Exhibit 4.3
ONE GAS, INC.
SUPPLEMENTAL INDENTURE NO. 5
$800,000,000 Floating Rate Senior Notes due 2023
THIS SUPPLEMENTAL INDENTURE NO. 5, dated as of March 11, 2021 (this “Supplemental Indenture”), among ONE GAS, INC., an Oklahoma corporation (the “Company”) and U.S. BANK NATIONAL ASSOCIATION, a national banking association, as trustee (the “Trustee”).
RECITALS OF THE COMPANY:
WHEREAS, the Company has heretofore executed and delivered to the Trustee an Indenture, dated as January 27, 2014 (the “Original Indenture”) (the Original Indenture, as amended and supplemented from time to time, including without limitation pursuant to this Supplemental Indenture, being referred to herein as the “Indenture”), providing for the issuance from time to time of one or more series of Securities;
WHEREAS, Article Nine of the Original Indenture provides for various matters with respect to any series of Securities issued under the Indenture to be established in an indenture supplemental to the Original Indenture;
WHEREAS, Section 9.1(7) of the Original Indenture provides that the Company and the Trustee may enter into an indenture supplemental to the Original Indenture to establish the form or terms of Securities of any series as permitted by Sections 2.1 and 3.1 of the Original Indenture; and
WHEREAS, all the conditions and requirements necessary to make this Supplemental Indenture, when duly executed and delivered, a valid and binding agreement in accordance with its terms and for the purposes herein expressed, have been performed and fulfilled.

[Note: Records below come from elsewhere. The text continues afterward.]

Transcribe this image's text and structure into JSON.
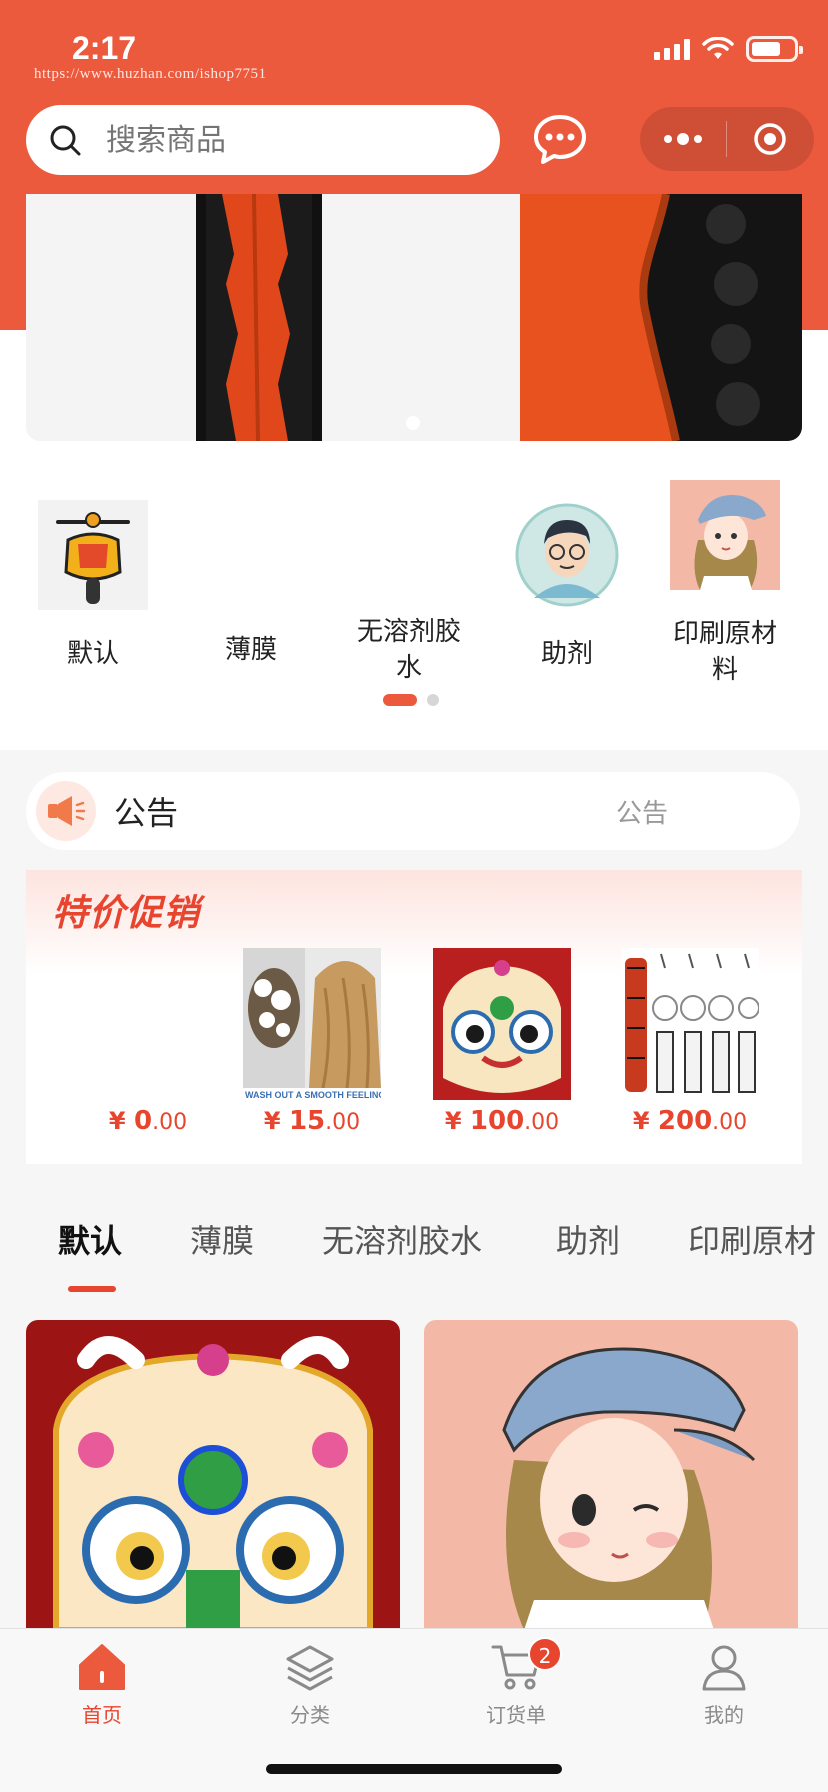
{
  "status_bar": {
    "time": "2:17",
    "watermark": "https://www.huzhan.com/ishop7751",
    "battery_level": 0.7
  },
  "header": {
    "search_placeholder": "搜索商品",
    "icons": [
      "search-icon",
      "chat-icon",
      "more-icon",
      "close-target-icon"
    ]
  },
  "banner": {
    "page_count": 1,
    "active_index": 0
  },
  "categories": {
    "items": [
      {
        "label": "默认",
        "icon": "scooter-icon"
      },
      {
        "label": "薄膜",
        "icon": ""
      },
      {
        "label": "无溶剂胶水",
        "icon": ""
      },
      {
        "label": "助剂",
        "icon": "avatar-man-icon"
      },
      {
        "label": "印刷原材料",
        "icon": "avatar-girl-icon"
      }
    ],
    "page_count": 2,
    "active_page": 0
  },
  "notice": {
    "title": "公告",
    "text": "公告"
  },
  "promotion": {
    "title": "特价促销",
    "items": [
      {
        "currency": "¥",
        "int": "0",
        "dec": ".00"
      },
      {
        "currency": "¥",
        "int": "15",
        "dec": ".00",
        "caption": "WASH OUT A SMOOTH FEELING"
      },
      {
        "currency": "¥",
        "int": "100",
        "dec": ".00"
      },
      {
        "currency": "¥",
        "int": "200",
        "dec": ".00"
      }
    ]
  },
  "tabs": [
    "默认",
    "薄膜",
    "无溶剂胶水",
    "助剂",
    "印刷原材"
  ],
  "bottom_nav": {
    "items": [
      {
        "label": "首页",
        "icon": "home-icon",
        "active": true
      },
      {
        "label": "分类",
        "icon": "layers-icon",
        "active": false
      },
      {
        "label": "订货单",
        "icon": "cart-icon",
        "active": false,
        "badge": "2"
      },
      {
        "label": "我的",
        "icon": "user-icon",
        "active": false
      }
    ]
  },
  "colors": {
    "brand": "#ec5a3e",
    "price": "#e8452f",
    "background": "#f6f6f6"
  }
}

NOW THEREFORE, THIS SUPPLEMENTAL INDENTURE WITNESSETH:
For and in consideration of the premises and the issuance of the series of Securities provided for herein, the Company and the Trustee mutually covenant and agree for the equal and proportionate benefit of the respective Holders of the Securities of each such series as follows:
ARTICLE I
RELATION TO INDENTURE; DEFINITIONS; RULES OF CONSTRUCTION
SECTION 1.1 Relation to Indenture. This Supplemental Indenture constitutes an integral part of the Indenture.
SECTION 1.2 Definitions. For all purposes of this Supplemental Indenture, the following terms shall have the respective meanings set forth in this Section.
“Benchmark” means, initially, the Three-Month LIBOR Rate; provided that if a Benchmark Transition Event and its related Benchmark Replacement Date have occurred with respect to the Three-Month LIBOR Rate or the then-current Benchmark, then “Benchmark” means the applicable Benchmark Replacement.